I do not even know where to start. I do not want to be broken. I do not wanna look at all mean like they have a secret and could use it to destroy me. I don’t wanna look at my boys and wonder if they have forgiven me or if they will ever love me the same again.
To feel excitement and love and happiness………what a gift that would be. I want something to touch my soul again, bring me back to life a little. How do I find it. Is it in me because I have looked.
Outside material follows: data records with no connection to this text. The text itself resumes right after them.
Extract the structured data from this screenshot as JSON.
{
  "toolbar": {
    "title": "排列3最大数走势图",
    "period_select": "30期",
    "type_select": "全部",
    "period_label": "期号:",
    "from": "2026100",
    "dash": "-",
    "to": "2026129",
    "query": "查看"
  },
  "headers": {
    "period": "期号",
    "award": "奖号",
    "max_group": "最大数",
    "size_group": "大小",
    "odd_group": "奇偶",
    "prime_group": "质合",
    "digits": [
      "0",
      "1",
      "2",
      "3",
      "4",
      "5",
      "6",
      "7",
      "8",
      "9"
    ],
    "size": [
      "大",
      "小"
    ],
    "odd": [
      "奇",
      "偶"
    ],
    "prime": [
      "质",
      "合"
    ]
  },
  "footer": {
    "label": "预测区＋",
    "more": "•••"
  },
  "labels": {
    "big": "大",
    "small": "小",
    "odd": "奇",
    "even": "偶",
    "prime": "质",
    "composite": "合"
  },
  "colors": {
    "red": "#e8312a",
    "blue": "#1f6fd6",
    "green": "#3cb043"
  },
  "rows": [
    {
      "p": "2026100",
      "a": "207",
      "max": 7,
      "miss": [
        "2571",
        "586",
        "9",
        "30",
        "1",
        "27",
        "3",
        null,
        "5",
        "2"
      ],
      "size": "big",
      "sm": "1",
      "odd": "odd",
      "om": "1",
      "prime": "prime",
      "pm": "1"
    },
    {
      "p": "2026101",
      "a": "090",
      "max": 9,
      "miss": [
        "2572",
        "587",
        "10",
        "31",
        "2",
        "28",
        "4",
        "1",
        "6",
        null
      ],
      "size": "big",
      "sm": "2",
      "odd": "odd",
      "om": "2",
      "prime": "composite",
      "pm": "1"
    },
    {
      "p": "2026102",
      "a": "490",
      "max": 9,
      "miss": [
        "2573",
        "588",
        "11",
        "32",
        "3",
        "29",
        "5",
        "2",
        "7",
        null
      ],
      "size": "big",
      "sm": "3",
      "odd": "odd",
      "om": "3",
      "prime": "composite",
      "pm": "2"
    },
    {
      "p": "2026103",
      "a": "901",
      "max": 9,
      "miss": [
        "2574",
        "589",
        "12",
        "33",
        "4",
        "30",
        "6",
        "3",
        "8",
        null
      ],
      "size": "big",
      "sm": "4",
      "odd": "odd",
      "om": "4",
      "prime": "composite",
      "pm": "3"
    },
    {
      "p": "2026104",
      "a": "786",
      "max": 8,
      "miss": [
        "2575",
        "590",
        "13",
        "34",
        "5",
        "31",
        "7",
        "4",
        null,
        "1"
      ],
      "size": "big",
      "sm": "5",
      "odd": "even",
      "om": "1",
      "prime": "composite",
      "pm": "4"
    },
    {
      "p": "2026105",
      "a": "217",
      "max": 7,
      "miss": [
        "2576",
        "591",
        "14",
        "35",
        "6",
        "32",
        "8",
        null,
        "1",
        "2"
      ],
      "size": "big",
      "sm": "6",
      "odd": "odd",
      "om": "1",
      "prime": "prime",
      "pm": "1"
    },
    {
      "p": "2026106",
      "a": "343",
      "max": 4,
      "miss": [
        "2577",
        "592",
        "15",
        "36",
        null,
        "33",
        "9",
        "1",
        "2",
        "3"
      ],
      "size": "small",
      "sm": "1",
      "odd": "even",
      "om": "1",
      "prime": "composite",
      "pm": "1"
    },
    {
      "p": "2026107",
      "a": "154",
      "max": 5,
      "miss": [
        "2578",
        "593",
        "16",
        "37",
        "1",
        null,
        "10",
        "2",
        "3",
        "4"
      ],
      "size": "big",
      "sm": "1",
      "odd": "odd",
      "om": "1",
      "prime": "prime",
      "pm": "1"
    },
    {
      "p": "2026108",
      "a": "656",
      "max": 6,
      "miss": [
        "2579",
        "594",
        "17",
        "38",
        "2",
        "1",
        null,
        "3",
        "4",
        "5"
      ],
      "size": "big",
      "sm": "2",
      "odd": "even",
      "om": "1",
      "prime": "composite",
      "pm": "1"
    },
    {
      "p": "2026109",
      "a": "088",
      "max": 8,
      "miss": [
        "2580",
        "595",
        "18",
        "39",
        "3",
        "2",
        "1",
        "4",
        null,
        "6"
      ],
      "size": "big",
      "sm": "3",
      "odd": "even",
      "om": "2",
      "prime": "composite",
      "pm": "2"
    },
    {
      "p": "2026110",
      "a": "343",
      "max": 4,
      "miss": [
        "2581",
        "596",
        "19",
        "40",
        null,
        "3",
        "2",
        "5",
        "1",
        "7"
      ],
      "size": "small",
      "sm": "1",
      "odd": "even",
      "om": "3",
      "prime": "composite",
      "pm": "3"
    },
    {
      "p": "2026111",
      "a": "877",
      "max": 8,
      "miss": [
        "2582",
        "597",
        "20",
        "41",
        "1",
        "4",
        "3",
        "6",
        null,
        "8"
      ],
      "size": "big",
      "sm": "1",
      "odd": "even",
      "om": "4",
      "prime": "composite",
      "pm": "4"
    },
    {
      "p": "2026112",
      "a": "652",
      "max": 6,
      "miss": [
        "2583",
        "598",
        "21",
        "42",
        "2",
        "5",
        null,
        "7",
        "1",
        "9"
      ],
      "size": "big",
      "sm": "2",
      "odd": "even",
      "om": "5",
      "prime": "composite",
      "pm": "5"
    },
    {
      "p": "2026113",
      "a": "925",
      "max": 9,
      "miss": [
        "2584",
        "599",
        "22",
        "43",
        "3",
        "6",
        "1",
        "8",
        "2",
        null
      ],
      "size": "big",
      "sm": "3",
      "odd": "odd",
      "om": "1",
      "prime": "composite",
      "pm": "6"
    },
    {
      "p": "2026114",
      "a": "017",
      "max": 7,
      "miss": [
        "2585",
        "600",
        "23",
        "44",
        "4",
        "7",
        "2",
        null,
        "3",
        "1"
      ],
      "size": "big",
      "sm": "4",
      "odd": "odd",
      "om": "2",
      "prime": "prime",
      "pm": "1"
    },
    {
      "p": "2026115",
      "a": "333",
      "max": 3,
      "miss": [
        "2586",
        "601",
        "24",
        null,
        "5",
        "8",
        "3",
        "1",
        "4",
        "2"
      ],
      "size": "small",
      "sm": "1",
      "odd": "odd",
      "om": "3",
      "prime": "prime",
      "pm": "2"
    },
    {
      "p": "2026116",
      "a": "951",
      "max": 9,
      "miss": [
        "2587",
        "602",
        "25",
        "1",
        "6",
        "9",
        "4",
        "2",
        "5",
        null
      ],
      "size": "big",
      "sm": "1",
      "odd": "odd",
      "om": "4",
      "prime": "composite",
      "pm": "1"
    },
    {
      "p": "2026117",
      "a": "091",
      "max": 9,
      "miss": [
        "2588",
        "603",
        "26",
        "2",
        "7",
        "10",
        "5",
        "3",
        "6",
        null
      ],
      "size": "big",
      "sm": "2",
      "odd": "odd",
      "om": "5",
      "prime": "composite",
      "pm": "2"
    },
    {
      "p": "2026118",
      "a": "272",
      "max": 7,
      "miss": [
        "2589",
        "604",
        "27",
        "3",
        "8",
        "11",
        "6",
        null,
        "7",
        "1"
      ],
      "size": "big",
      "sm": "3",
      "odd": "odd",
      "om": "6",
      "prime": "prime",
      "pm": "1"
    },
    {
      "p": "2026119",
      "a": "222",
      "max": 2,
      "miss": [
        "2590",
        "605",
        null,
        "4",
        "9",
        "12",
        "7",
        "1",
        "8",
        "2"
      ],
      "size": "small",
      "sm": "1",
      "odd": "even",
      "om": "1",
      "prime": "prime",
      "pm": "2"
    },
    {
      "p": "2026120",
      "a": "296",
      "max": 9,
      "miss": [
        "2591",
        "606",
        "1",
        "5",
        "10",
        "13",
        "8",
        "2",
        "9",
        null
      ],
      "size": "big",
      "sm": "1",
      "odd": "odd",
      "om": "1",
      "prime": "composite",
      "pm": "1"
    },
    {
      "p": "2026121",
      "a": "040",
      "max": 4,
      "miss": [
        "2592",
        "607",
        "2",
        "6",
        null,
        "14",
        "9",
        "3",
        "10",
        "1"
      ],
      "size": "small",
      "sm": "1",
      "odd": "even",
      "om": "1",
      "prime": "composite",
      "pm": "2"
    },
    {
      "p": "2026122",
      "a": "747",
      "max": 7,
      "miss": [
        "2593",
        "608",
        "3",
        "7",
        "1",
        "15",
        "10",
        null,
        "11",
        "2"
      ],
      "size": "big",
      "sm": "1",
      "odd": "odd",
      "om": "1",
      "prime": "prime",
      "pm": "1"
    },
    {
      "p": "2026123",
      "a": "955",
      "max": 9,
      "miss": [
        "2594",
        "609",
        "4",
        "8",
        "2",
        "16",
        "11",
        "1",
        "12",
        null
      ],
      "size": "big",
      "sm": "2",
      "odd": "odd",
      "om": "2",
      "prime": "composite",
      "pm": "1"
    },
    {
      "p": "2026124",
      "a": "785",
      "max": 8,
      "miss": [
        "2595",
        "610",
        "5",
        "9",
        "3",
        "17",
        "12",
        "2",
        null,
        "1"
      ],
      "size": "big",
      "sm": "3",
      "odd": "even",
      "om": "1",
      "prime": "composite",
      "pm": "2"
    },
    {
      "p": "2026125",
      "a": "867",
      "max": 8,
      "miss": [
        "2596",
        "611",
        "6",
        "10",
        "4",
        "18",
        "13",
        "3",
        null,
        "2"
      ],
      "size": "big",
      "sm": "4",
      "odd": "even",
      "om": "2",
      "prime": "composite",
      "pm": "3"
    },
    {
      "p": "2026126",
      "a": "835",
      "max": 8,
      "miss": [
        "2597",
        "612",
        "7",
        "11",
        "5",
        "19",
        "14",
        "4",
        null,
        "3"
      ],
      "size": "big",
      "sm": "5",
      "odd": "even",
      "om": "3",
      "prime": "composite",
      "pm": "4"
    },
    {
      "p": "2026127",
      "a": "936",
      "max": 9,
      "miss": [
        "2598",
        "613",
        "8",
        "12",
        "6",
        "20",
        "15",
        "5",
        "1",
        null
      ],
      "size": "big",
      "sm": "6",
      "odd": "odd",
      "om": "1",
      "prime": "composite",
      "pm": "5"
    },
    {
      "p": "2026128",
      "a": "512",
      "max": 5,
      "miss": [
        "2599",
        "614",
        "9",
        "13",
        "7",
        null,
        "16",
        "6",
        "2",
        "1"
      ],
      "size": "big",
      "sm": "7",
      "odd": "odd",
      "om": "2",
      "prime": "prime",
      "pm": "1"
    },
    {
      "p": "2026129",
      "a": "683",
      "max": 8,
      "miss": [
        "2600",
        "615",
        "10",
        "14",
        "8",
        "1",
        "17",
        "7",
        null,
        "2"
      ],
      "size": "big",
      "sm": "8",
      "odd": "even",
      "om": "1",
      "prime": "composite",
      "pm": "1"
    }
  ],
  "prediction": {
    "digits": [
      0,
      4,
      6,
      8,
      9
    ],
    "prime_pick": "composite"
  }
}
Will God ever hear the screams of my heart? Does he see how angry and scared I am? I mean why would you allow me to get out of my bad marriage and I waited God. I waited 5 years to try again. I was happy. lonely, but happy. The way he smiled at me that night like he was the happiest man in the world to see me. I thought I had found him. I prayed for him. I loved him with all of me. And you sent him in my path….for what God. More pain. Did you know I would stick it out til I didn’t care if I lived or died? Did you see me in the bathtub when I looked at my body covered with bruises and cried. Did you see me when I blessed the house with blessed oil so no bad could enter. Did you hear my cries for you? Or was i all alone in this. I know you give us free will, but tell me how to fix this. It is time to let all of this go. I have worked so hard to move past that life and make my life and myself better. I am just unsure about my heart. Will it ever heal. Will I always feel a little sad inside? Will I ever be able to truly love and trust and give all of me to another person? Or will they always get the shell? I guess only time will tell. And one day God I will not be so angry and hopefully you will forgive me for being a bad daughter I guess. Maybe all this will be something that rarely crosses my mind and a story I will never tell again, but never forget.